All 20 cities posted gains on a monthly and annual basis. Compared to last year, the 20-city composite jumped 12.1 percent in June, slightly below estimates and the 12.2-percent gain in May – the best reading in over seven years. Economists expected home prices to increase about 12.2 percent in June.

“National home prices rose more than 10 percent annually in each of the last two quarters,” said David M. Blitzer, chairman of the Index Committee at S&P Dow Jones Indices. “However, the monthly city by city data show the pace of price increases is moderating.”

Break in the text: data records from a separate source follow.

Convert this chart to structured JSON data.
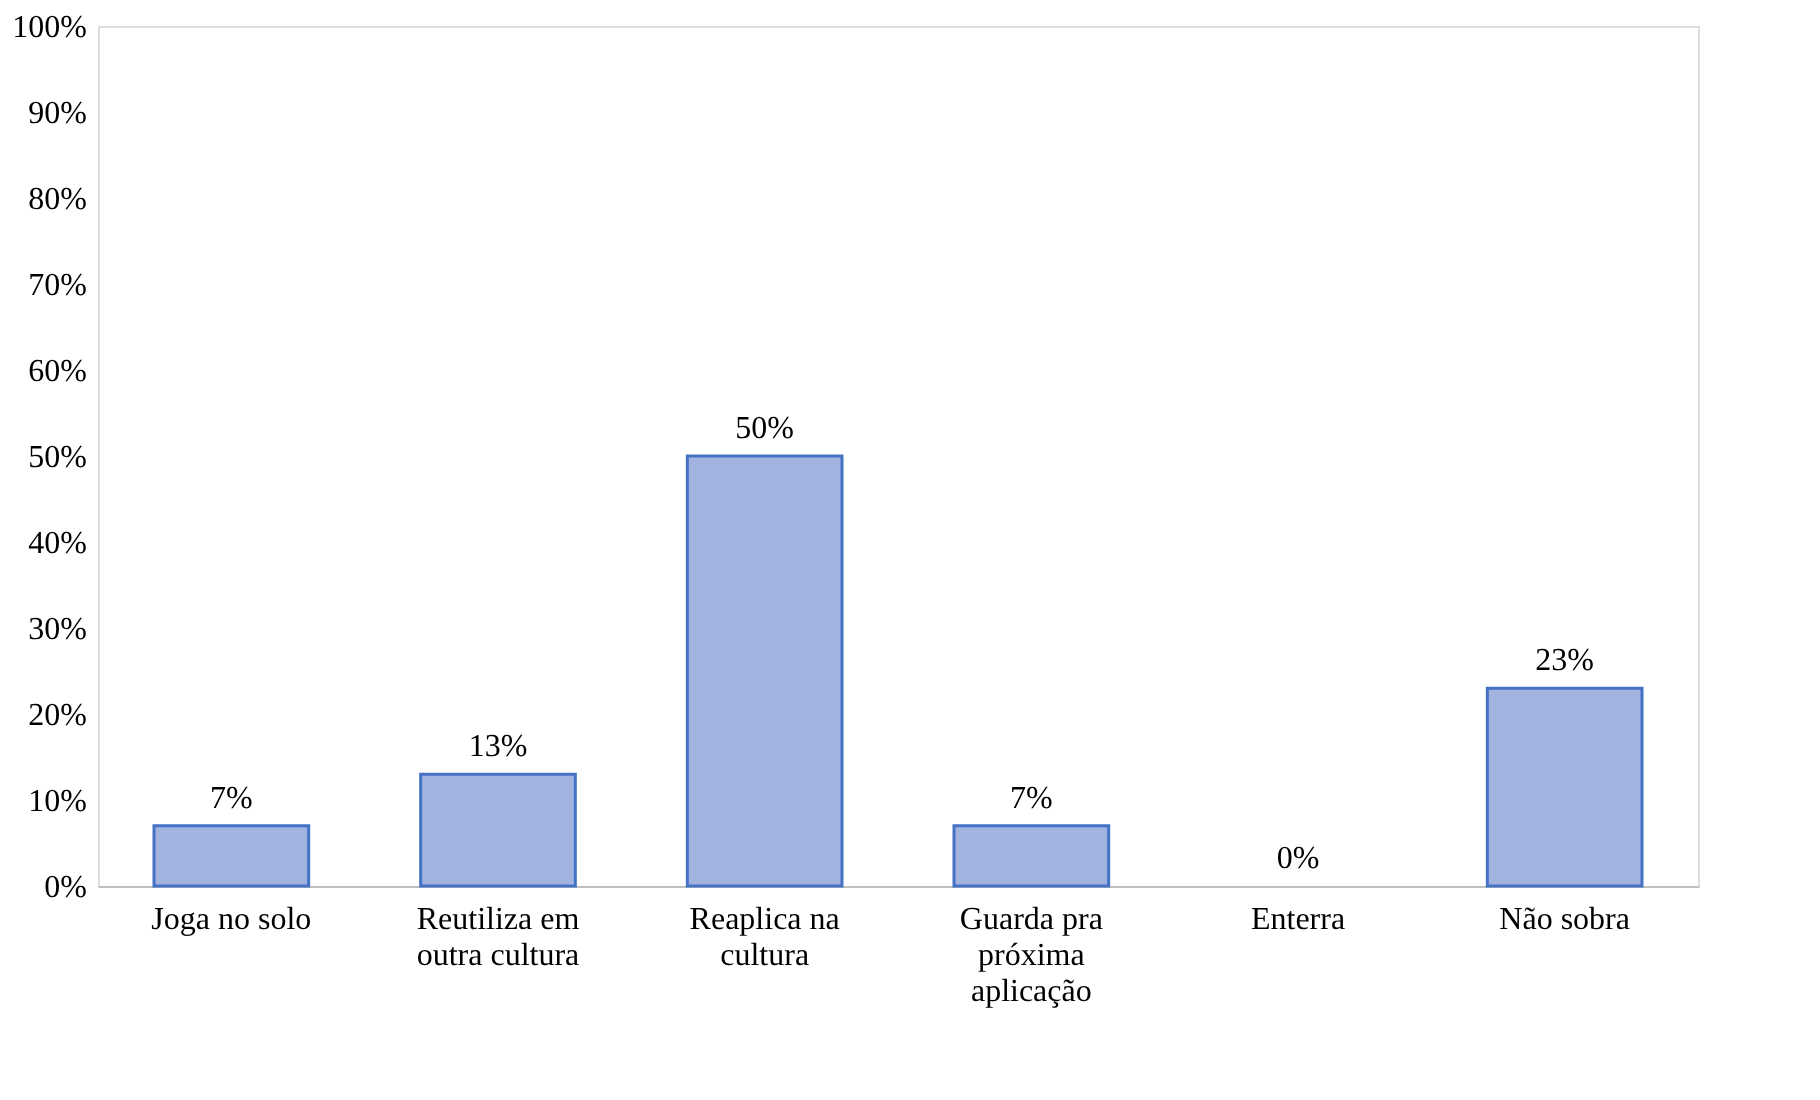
{
  "chart_data": {
    "type": "bar",
    "categories": [
      "Joga no solo",
      "Reutiliza em outra cultura",
      "Reaplica na cultura",
      "Guarda pra próxima aplicação",
      "Enterra",
      "Não sobra"
    ],
    "values": [
      7,
      13,
      50,
      7,
      0,
      23
    ],
    "value_labels": [
      "7%",
      "13%",
      "50%",
      "7%",
      "0%",
      "23%"
    ],
    "color": "#a3b3df",
    "ylim": [
      0,
      100
    ],
    "yticks": [
      {
        "value": 0,
        "label": "0%"
      },
      {
        "value": 10,
        "label": "10%"
      },
      {
        "value": 20,
        "label": "20%"
      },
      {
        "value": 30,
        "label": "30%"
      },
      {
        "value": 40,
        "label": "40%"
      },
      {
        "value": 50,
        "label": "50%"
      },
      {
        "value": 60,
        "label": "60%"
      },
      {
        "value": 70,
        "label": "70%"
      },
      {
        "value": 80,
        "label": "80%"
      },
      {
        "value": 90,
        "label": "90%"
      },
      {
        "value": 100,
        "label": "100%"
      }
    ],
    "grid": false
  }
}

He added, “Thirteen out of twenty cities saw their returns weaken from May to June. As we are in the middle of a seasonal buying period, we should expect to see the most gains. With interest rates rising to almost 4.6 percent, home buyers may be discouraged and sharp increases may be dampened.” Only six out of the 20 cities posted faster price gains in June than May, compared to 10 cities in the prior report.

Dallas and Denver reached new all-time highs in June while San Francisco is up the most from its March 2009 low with a gain of 47 percent. Average home prices across the nation are back to spring 2004 levels, but are still 23 percent below their bubble glory days.

In morning trading, home-improvement names such as Home Depot (NYSE:HD) and Lowe’s (NYSE:LOW) both declined nearly 1 percent. Home builders PulteGroup (NYSE:PHM) and D.R. Horton (NYSE:DHI) dropped 1.5 percent and 1.8 percent, respectively.